I’m at a point now where I’ve done all the research I can I now need external input to further my progress, I just feel far more confident in seeking out the right help. I researched so hard so often and tried all that I could and doing this made me feel less inadequate. I began to notice how many people think and feel the way I did, struggled with similar things in similar ways and dealt with things in ways that I hadn’t thought of. I did all of this without having a single uncomfortable conversation I didn’t want to have. The deeper I went the more people I found living with the same difficulties as me and knowing this made me feel far less isolated.

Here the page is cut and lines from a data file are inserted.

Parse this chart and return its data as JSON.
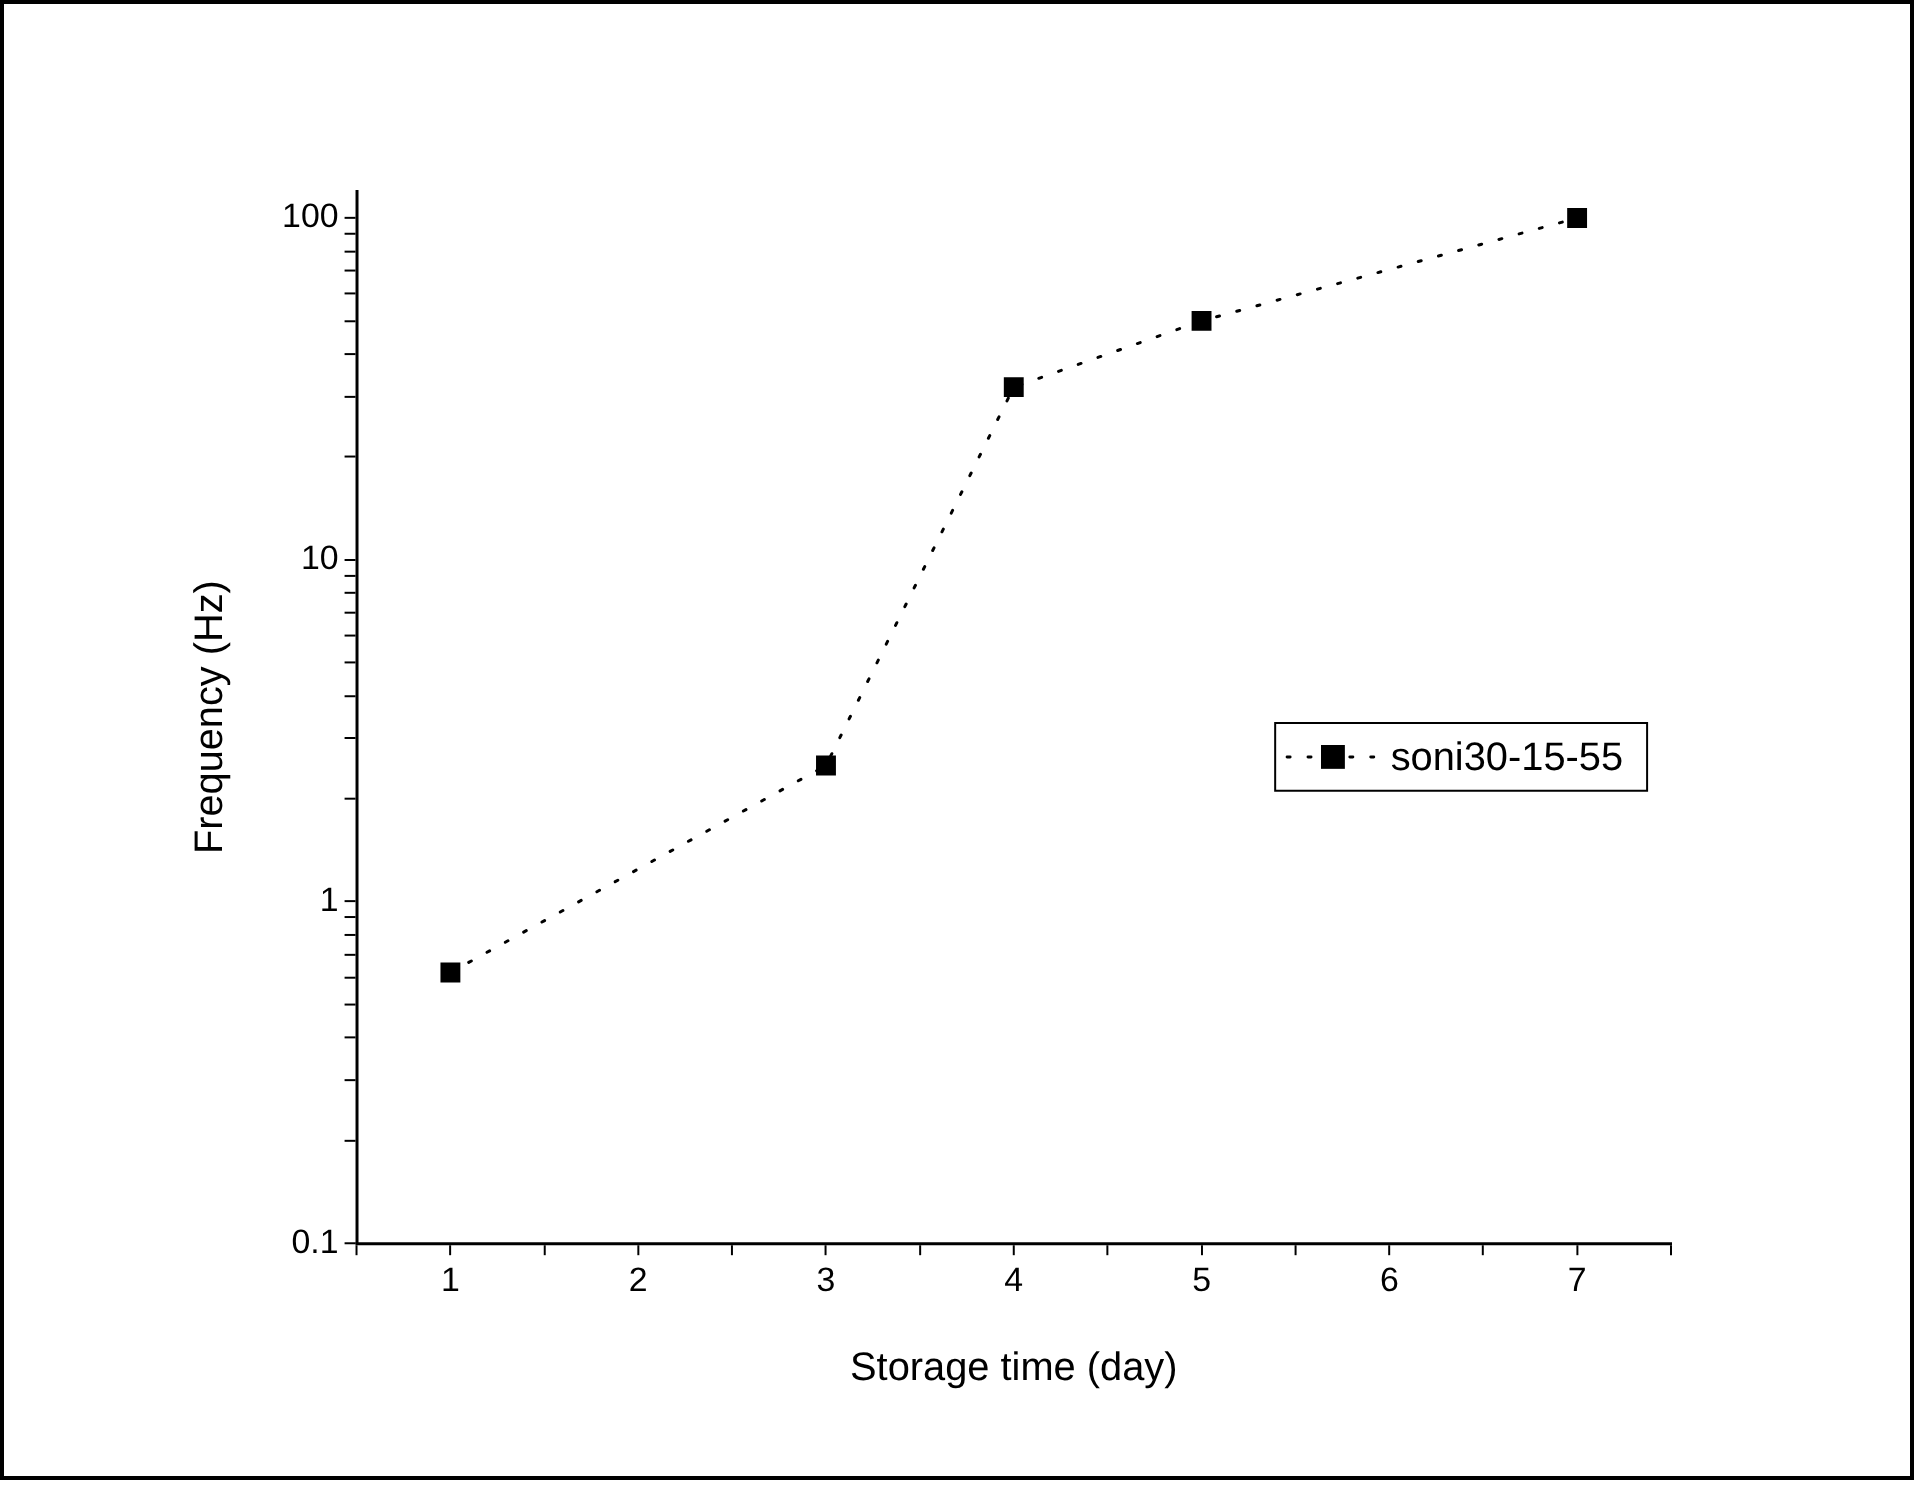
{
  "chart_data": {
    "type": "line",
    "xlabel": "Storage time (day)",
    "ylabel": "Frequency (Hz)",
    "x": [
      1,
      3,
      4,
      5,
      7
    ],
    "series": [
      {
        "name": "soni30-15-55",
        "color": "#000000",
        "values": [
          0.62,
          2.5,
          32,
          50,
          100
        ]
      }
    ],
    "log": "y",
    "xlim": [
      0.5,
      7.5
    ],
    "ylim": [
      0.1,
      120
    ],
    "xticks": [
      {
        "value": 0.5,
        "label": null
      },
      1,
      {
        "value": 1.5,
        "label": null
      },
      2,
      {
        "value": 2.5,
        "label": null
      },
      3,
      {
        "value": 3.5,
        "label": null
      },
      4,
      {
        "value": 4.5,
        "label": null
      },
      5,
      {
        "value": 5.5,
        "label": null
      },
      6,
      {
        "value": 6.5,
        "label": null
      },
      7,
      {
        "value": 7.5,
        "label": null
      }
    ],
    "yticks": [
      0.1,
      {
        "value": 0.2,
        "label": null
      },
      {
        "value": 0.3,
        "label": null
      },
      {
        "value": 0.4,
        "label": null
      },
      {
        "value": 0.5,
        "label": null
      },
      {
        "value": 0.6,
        "label": null
      },
      {
        "value": 0.7,
        "label": null
      },
      {
        "value": 0.8,
        "label": null
      },
      {
        "value": 0.9,
        "label": null
      },
      1,
      {
        "value": 2,
        "label": null
      },
      {
        "value": 3,
        "label": null
      },
      {
        "value": 4,
        "label": null
      },
      {
        "value": 5,
        "label": null
      },
      {
        "value": 6,
        "label": null
      },
      {
        "value": 7,
        "label": null
      },
      {
        "value": 8,
        "label": null
      },
      {
        "value": 9,
        "label": null
      },
      10,
      {
        "value": 20,
        "label": null
      },
      {
        "value": 30,
        "label": null
      },
      {
        "value": 40,
        "label": null
      },
      {
        "value": 50,
        "label": null
      },
      {
        "value": 60,
        "label": null
      },
      {
        "value": 70,
        "label": null
      },
      {
        "value": 80,
        "label": null
      },
      {
        "value": 90,
        "label": null
      },
      100
    ],
    "grid": false,
    "legend": "right",
    "marker": "square",
    "line_style": "dotted"
  }
}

I started this Substack to help make others feel less alone if they’re going through mental health struggles. My aim will always be to try and help and now that I’ve become aware of the links between mental health problems and neurological impairments such as ADHD I now want to talk about this more in general, as many people may be suffering with their mental health because they have an undiagnosed neurological issue. ASD (Autism Spectrum Disorder) quite often coincides with ADHD, so this is something that I will look into further. Ultimately the goal will be to help by providing as much information about the above topics as possible, eventually speaking with people who have diagnoses and asking them to share how it affects their lives and passing on helpful tips, tricks and advice about living a fulfilling life. I also hope to eventually help others be seen and heard and help give them a voice, if they need it. Along the way we’ll build a supportive community.